Hinzu kommt aber noch ein weiterer Faktor – die heilsamen Terpene in der reinen Waldluft. Terpene sind Pflanzenstoffe, die oft für den charakteristischen Duft einer Pflanze verantwortlich sind
und die wir auch in ätherischen Ölen finden. Sie werden von Bäumen und Pflanzen vor allem dazu genutzt, um Insekten zur Bestäubung anzulocken, aber auch, um sich vor Schädlingen zu schützen. Beim
Menschen wirken sie sich positiv auf das Immunsystem aus und beeinflussen unser Stressempfinden. Außerdem haben sie eine erfrischende, desinfizierende und für die Bronchien heilsame Wirkung.
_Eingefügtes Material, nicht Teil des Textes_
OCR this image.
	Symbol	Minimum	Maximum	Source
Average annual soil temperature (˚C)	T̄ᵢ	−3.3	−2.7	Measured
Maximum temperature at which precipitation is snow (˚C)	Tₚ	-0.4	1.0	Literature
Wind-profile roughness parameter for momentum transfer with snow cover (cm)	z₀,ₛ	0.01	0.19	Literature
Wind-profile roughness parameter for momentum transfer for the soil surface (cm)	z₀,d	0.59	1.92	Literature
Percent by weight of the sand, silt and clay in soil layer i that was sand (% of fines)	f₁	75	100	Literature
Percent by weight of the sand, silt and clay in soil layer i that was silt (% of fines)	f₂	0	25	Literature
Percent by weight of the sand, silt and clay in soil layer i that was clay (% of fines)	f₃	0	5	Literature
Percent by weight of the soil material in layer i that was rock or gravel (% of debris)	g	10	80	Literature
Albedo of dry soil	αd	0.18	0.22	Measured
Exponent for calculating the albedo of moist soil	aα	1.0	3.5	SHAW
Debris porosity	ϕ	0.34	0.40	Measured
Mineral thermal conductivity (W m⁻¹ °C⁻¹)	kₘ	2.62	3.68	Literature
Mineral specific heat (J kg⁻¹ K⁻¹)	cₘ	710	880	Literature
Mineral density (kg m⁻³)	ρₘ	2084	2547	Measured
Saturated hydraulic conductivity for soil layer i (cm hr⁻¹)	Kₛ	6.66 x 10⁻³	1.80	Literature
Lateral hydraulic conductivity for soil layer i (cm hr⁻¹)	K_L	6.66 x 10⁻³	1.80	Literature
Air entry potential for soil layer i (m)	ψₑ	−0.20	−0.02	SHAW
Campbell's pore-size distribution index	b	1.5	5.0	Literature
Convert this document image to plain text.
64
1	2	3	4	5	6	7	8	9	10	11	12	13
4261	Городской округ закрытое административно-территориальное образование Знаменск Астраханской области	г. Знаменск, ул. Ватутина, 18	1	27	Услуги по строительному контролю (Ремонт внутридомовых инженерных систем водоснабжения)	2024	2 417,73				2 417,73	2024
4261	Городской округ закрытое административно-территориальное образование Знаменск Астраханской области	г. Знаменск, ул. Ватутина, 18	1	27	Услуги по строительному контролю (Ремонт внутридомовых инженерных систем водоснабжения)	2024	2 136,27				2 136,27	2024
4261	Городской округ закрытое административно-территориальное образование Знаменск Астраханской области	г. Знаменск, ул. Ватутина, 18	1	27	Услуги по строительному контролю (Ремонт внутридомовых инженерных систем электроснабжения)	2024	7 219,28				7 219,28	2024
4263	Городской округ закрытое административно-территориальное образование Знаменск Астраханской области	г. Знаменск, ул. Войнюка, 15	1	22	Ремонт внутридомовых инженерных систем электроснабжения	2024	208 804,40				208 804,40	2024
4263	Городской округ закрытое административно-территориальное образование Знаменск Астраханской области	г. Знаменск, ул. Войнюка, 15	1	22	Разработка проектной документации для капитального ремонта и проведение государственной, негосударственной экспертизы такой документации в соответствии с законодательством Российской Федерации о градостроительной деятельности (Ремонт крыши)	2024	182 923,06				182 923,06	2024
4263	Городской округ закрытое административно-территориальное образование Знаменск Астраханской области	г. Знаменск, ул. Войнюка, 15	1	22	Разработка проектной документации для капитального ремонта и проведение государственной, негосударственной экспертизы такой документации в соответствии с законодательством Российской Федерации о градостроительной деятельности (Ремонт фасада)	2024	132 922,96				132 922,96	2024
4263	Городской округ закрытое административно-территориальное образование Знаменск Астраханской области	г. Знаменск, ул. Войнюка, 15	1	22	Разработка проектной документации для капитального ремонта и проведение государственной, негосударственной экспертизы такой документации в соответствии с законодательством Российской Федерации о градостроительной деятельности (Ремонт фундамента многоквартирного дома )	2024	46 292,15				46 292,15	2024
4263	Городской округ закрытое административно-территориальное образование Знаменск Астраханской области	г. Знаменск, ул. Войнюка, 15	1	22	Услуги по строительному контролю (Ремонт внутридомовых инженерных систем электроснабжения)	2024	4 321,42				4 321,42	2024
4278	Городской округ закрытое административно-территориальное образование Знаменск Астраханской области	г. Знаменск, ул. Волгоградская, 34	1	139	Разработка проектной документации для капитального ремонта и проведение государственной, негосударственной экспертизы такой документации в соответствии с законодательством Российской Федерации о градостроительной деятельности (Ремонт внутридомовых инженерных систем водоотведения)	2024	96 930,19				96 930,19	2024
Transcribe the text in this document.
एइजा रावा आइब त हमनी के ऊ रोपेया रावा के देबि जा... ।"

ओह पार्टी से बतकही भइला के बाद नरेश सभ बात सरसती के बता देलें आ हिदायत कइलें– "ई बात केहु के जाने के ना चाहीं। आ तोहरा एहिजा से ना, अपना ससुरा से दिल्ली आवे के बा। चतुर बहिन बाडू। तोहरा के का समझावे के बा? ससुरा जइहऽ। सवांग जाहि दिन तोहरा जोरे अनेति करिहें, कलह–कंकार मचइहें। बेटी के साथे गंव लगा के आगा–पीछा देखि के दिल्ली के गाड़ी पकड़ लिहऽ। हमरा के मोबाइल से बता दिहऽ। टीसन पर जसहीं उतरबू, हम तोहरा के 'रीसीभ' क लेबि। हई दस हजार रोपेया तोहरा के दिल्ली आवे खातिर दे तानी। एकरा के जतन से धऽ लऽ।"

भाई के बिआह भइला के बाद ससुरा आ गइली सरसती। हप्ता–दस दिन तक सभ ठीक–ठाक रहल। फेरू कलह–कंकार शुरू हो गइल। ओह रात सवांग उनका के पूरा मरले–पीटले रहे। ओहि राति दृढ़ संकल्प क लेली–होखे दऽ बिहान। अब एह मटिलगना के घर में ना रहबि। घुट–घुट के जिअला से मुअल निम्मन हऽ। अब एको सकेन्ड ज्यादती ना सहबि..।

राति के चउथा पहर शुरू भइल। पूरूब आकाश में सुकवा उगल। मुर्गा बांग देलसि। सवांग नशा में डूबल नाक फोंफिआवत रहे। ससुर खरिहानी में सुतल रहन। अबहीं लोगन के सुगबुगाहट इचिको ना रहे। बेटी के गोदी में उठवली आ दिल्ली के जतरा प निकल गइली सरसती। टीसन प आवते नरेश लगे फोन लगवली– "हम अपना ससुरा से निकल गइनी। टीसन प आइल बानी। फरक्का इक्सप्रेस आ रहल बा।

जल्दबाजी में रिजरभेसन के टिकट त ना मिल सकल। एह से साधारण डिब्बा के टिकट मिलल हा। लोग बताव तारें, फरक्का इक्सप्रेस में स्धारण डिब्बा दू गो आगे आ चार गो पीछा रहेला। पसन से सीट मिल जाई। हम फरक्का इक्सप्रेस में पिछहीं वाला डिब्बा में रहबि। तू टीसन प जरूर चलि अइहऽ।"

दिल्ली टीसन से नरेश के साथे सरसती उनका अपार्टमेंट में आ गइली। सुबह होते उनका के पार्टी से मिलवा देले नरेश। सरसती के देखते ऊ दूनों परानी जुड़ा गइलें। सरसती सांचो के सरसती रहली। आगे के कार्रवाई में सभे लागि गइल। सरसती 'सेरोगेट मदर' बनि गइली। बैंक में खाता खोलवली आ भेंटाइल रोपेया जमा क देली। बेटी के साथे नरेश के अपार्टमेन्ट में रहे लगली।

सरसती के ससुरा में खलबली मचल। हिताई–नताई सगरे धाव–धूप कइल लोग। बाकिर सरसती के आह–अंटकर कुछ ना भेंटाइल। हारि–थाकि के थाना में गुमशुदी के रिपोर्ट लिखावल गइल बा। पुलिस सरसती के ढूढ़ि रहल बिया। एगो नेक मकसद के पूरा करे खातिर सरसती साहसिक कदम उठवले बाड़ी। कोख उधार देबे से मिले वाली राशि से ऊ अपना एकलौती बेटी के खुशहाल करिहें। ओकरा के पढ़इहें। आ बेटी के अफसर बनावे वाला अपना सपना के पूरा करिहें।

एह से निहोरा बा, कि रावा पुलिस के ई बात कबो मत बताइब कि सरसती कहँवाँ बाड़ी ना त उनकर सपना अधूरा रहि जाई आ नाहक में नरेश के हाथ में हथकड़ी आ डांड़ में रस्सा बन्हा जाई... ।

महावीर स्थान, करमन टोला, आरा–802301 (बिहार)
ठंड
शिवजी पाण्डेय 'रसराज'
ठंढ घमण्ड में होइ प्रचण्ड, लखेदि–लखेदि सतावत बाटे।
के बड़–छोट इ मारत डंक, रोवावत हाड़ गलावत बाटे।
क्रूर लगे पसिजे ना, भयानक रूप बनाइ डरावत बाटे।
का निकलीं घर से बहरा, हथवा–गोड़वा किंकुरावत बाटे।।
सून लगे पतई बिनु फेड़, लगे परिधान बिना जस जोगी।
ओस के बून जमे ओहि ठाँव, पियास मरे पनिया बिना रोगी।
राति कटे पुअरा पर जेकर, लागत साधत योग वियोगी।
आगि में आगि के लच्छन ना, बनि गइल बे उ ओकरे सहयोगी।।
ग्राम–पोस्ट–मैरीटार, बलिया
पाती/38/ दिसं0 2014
Wahrnehmen können wir sie riechend als typischen Nadelbaumgeruch – insbesondere auch nach Regen, denn dann ist der Duft ganz besonders intensiv und würzig. Also tief durchatmen! Wenn es warm ist,
können wir sie aber auch sehen, denn dann setzen Bäume mehr Terpene frei. Es liegt dann ein leichter Nebel über dem Wald.
Einer der wichtigsten Forscher zum Thema Waldbaden ist übrigens Dr. Qing Li, Professor an der Nippon Medical School in Tokyo und Präsident der im Jahr 2007 gegründeten Gesellschaft für
Waldmedizin. Er hat einen wesentlichen Anteil daran, dass das Waldbaden heute in Japan – wegen seiner positiven Wirkung auf Psyche, Stressempfinden und Immunsystem – ein fester Bestandteil der
Gesundheitsfürsorge ist. Dort gibt es sogar ausgewiesene Waldbade-Wälder. Aber auch bei uns erfreut sich Shinrin Yoku zunehmender Beliebtheit. Also probiert es doch einfach einmal aus!